定住者とは、法務大臣が外国人の特別な理由を考慮し、一定の在留期間のあいだ日本での在留を認められる者のことをいいます。この定住者が持つ在留資格(ビザ)が「定住者」です。
「定住者」を取得するパターンは、主に2つあり、
1. すでに日本に滞在している外国人が身分上の変更に伴い取得する場合
2. 法務大臣が定めた地位(難民や日系人など)に該当する外国人が入国の際に取得する場合
が、あります。
1. すでに日本に滞在している外国人が身分上の変更に伴い取得する場合
日本国内で取得する場合としては、「日本人の配偶者等」の在留資格を持つ外国人が配偶者と死別したことを理由に定住者ビザを取得することなどがあります。また、日本国籍の実子を扶養する外国人も定住者を取得するなどの実例があります。

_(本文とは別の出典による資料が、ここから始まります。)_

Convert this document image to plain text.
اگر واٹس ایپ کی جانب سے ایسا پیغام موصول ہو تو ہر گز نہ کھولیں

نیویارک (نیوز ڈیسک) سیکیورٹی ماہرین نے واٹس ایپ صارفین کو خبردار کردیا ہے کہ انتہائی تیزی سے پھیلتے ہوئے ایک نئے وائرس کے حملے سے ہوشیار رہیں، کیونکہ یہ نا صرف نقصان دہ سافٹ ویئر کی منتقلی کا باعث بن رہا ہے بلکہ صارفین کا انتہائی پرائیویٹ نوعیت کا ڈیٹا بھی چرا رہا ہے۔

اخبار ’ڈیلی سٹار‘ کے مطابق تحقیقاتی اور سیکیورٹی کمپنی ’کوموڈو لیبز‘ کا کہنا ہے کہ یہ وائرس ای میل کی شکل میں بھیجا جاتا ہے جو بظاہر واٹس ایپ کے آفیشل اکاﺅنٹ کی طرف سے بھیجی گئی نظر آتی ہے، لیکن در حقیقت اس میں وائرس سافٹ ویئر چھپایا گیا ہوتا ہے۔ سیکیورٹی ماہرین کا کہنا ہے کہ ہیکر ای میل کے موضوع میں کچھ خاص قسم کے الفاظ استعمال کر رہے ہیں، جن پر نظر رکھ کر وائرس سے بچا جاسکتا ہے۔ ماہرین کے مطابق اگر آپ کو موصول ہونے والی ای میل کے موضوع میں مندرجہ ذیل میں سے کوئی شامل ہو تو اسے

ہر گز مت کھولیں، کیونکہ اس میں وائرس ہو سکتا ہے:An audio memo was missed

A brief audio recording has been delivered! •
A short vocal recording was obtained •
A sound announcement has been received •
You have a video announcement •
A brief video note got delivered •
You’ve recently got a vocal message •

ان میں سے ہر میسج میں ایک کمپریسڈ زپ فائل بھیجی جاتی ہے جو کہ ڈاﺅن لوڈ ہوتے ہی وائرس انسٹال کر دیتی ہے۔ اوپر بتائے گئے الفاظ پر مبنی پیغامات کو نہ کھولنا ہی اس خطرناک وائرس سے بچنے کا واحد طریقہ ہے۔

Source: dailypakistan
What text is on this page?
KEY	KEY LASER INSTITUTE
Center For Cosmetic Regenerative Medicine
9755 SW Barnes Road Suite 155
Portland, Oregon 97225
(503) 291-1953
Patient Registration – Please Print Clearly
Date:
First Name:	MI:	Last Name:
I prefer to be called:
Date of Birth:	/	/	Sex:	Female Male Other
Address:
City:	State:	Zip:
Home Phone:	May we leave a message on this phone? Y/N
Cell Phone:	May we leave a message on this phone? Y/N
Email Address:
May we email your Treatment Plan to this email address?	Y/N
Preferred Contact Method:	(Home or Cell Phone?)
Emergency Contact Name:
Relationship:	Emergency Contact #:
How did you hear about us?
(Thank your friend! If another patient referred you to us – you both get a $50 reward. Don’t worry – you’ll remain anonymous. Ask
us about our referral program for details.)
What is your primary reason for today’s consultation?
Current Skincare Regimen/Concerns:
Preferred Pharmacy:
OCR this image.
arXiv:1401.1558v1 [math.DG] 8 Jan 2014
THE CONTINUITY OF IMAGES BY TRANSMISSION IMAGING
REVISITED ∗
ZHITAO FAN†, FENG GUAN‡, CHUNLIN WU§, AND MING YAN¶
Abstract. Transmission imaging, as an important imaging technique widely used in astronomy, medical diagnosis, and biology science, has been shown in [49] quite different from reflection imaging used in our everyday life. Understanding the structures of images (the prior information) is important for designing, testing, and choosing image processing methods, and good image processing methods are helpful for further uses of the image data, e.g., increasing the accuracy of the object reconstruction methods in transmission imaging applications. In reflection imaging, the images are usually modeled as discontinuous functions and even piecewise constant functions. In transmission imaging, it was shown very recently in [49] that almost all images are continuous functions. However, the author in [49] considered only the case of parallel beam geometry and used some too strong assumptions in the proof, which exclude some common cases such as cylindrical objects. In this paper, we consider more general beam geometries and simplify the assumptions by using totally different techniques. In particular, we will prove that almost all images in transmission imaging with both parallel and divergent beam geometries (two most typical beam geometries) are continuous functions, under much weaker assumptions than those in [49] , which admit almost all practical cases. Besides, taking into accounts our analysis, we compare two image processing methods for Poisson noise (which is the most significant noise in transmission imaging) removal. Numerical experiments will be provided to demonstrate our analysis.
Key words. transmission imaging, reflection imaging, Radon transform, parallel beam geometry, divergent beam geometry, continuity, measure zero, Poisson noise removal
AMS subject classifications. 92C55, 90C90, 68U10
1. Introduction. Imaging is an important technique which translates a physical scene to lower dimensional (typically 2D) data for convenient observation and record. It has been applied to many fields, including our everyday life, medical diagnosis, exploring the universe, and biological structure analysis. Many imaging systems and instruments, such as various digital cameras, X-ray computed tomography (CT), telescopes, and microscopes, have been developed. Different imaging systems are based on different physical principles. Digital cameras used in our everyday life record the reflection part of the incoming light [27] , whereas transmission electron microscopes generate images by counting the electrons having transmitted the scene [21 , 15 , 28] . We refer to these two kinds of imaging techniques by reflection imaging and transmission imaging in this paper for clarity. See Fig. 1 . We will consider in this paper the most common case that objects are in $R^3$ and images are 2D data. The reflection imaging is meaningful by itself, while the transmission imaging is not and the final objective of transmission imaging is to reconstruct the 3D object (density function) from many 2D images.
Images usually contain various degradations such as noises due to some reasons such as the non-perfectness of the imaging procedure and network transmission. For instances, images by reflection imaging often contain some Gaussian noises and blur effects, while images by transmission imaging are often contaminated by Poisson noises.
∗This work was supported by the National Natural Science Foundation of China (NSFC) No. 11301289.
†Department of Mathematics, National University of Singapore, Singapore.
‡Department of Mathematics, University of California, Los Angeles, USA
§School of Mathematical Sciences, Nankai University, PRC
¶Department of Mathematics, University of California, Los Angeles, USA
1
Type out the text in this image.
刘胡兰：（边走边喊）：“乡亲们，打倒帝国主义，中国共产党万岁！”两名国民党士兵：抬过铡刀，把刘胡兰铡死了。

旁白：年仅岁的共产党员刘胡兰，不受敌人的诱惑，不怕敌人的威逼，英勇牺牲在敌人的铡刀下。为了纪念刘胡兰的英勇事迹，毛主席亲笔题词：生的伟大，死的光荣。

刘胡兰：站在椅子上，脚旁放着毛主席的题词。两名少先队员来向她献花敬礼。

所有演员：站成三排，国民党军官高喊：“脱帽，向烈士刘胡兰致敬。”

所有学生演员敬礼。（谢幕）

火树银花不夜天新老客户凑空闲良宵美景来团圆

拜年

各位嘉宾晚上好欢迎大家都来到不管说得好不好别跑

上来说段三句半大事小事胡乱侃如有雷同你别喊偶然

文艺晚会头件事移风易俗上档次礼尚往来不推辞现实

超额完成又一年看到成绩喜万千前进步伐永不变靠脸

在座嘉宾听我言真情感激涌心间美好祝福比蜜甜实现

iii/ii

2. 法務大臣が定めた地位(難民や日系人など)に該当する外国人が入国の際に取得する場合
外国人が定住者ビザによって日本に入国するには、法務大臣が定める法務省告示に該当する必要があります。実際に、主な取得理由となっているのは、以下のような場合です。
① 日本人の子として出生した者の実子
② 日本人の子として出生した者で、過去に日本国民として日本に本籍を有したことのある者の実子の実子
③ 「日本人の配偶者等」の在留資格により在留する者で、日本人の子として出生した者、または1年以上の在留期間を指定されている定住者によって在留する者の配偶者
④ 次のいずれかに該当する者、またはその配偶者で「日本人の配偶者等」もしくは「永住者の配偶者等」のビザにより在留する者の扶養を受けて生活する者の未成年で未婚の実子。
[1] 日本人
[2] 「永住者」の在留資格をもって在留する者
[3] 1年以上の在留期間を指定されている定住者をもって在留する者
[4] 特別永住者
⑤ 日本人、「永住者」、1年以上の在留期間を指定されている「定住者」、特別永住者などに扶養されて生活する6歳未満の子ども
「定住者」と「永住者」は何が違うの?
「定住者」と「永住者」。これら2つは言葉の響きが似ていますが、違いがあります。
まずはそれぞれの概要をみてみましょう。
1. 永住者
「永住者」は在留期間が無制限で、入管法において定められている職業に就く必要はありません。また、在留資格更新の必要もありません。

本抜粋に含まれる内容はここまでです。